The players said they knew.
“I didn't really find out nothing,” Luther Burden III said. “Everybody else really found out. I knew we gonna keep swinging no matter what.”
“We already knew about each other, like, just going through the summer, through the fall with these guys, spring,” Nate Noel said. “I just seen the different dog and everybody like, we got that dog in us as a team.”
It sounds good. Maybe Missouri’s players believed they knew how to respond to a punch. Maybe they were fully confident, down 14-3 to Boston College in the second quarter, that 24 unanswered points and a sufficient answer were on the way. But they didn’t know. Nobody knew. There’s no way to know.
“No idea,” head coach Eli Drinkwitz said. “You have no idea.”
You can prepare your team for adversity. You can put them through every drill imaginable in practice. You can tell them there’s a time they’re going to need to answer the bell. You can even think it will happen. But you don’t know. You can’t simulate what happened to Missouri on Saturday in practice. Being down 14-3 on a Tuesday afternoon in August isn’t the same as being down 14-3 on a Saturday afternoon in September.
But that’s where Missouri found itself. The Tigers sleepwalked through a quarter and a half against Boston College. Whether Mizzou didn’t believe the Eagles were good enough to win, whether it thought it was too good to lose or whether it just had a combination of bad plays and bad luck, who knows? But the No. 6 team in the country was trailing 14-3 in a game that might not end all of its dreams, but would certainly put a serious dent in them. And then Missouri answered.
“Really proud of the way they responded,” Drinkwitz said. “I think you saw the team that's committed to each other, a team that responds, a team that's never out of the fight.”
“Just don’t flinch,” safety Tre’Vez Johnson said. “We knew it was going to be a fight.”
The fight doesn’t really start until the favorite gets punched. Missouri got punched. Boston College took the opening kickoff and scored a touchdown at the end of a seven-minute, 29 second drive. Then it held Mizzou to a field goal. Later, it got the ball back and scored again on a 67-yard pass after quarterback Thomas Castellanos dropped the snap and Missouri’s safeties both lost their minds and abandoned their coverage responsibilities to charge toward the ball on the turn some 20 yards away. The question wasn’t whether Castellanos would throw a touchdown pass; it was which receiver he would choose to throw it to.
Just like that it was 14-3. Missouri looked awful, the underdog had some confidence and any thought of the College Football Playoff was on the back burner. At that point, it was simply about finding a way to survive.
These Tigers hadn’t taken a punch in the first two weeks. They hadn’t allowed a point. They’d led for 113-and-a-half of a possible 120 minutes. Murray State and Buffalo hadn’t even reached the red zone. Missouri’s defense had scored more points than the opposing offenses. There wasn’t a single second Mizzou had thought it could possibly lose a game and not a single stressful snap of football through two weeks. Saturday brought some stress.
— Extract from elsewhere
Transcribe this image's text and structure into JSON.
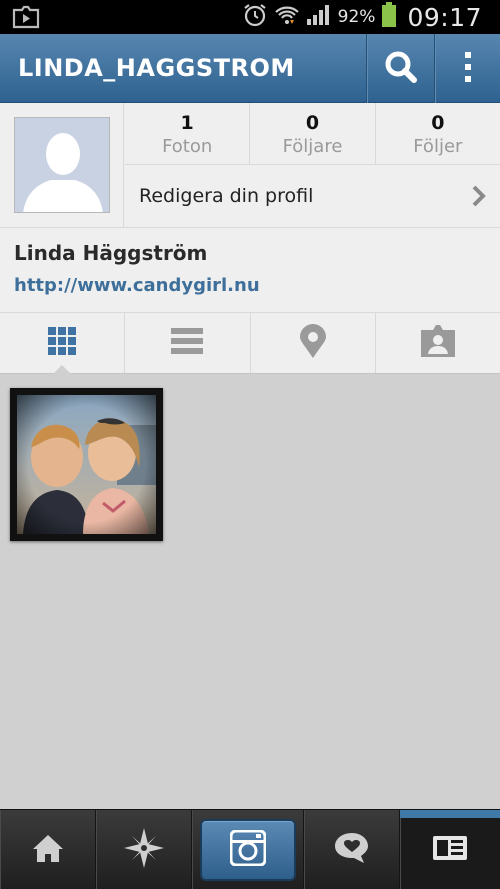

And Missouri answered.
“For us to have to face an adversity and then figure out who we are, who we can count on, what are you going to do with your backs against the wall and you're tired?” Drinkwitz said. “I think was really important. And then, you know, guys who fell short of the sander today, they gotta look themselves in the eye, look themselves in the mirror and say, I'm gonna pick myself up and figure out how to improve and not let this happen again.”
Don’t kid yourself. It wasn’t perfect. Missouri had multiple chances to end this game well before it did. It shouldn’t have come down to two third down conversions in the final four minutes. A team that outgains its opponent by 145 yards and wins the turnover battle and has a better third down conversion rate shouldn’t be in a one-score game in the final minutes. Of course, eight penalties for 78 yards (the bulk of which came on one drive resulting in a second and 58) will do that. So will giving up two huge passing touchdowns due to brain lock in the secondary.
There are things to fix, no question. But the biggest question I had about this Missouri team coming into Saturday was how would it respond when it eventually got pushed? We found out. It pushed back. That’s important. At some point, it's going to happen again. Missouri may need a stronger answer in the future. But the one it came up with on Saturday was enough to keep the Tigers perfect at the season’s quarter pole.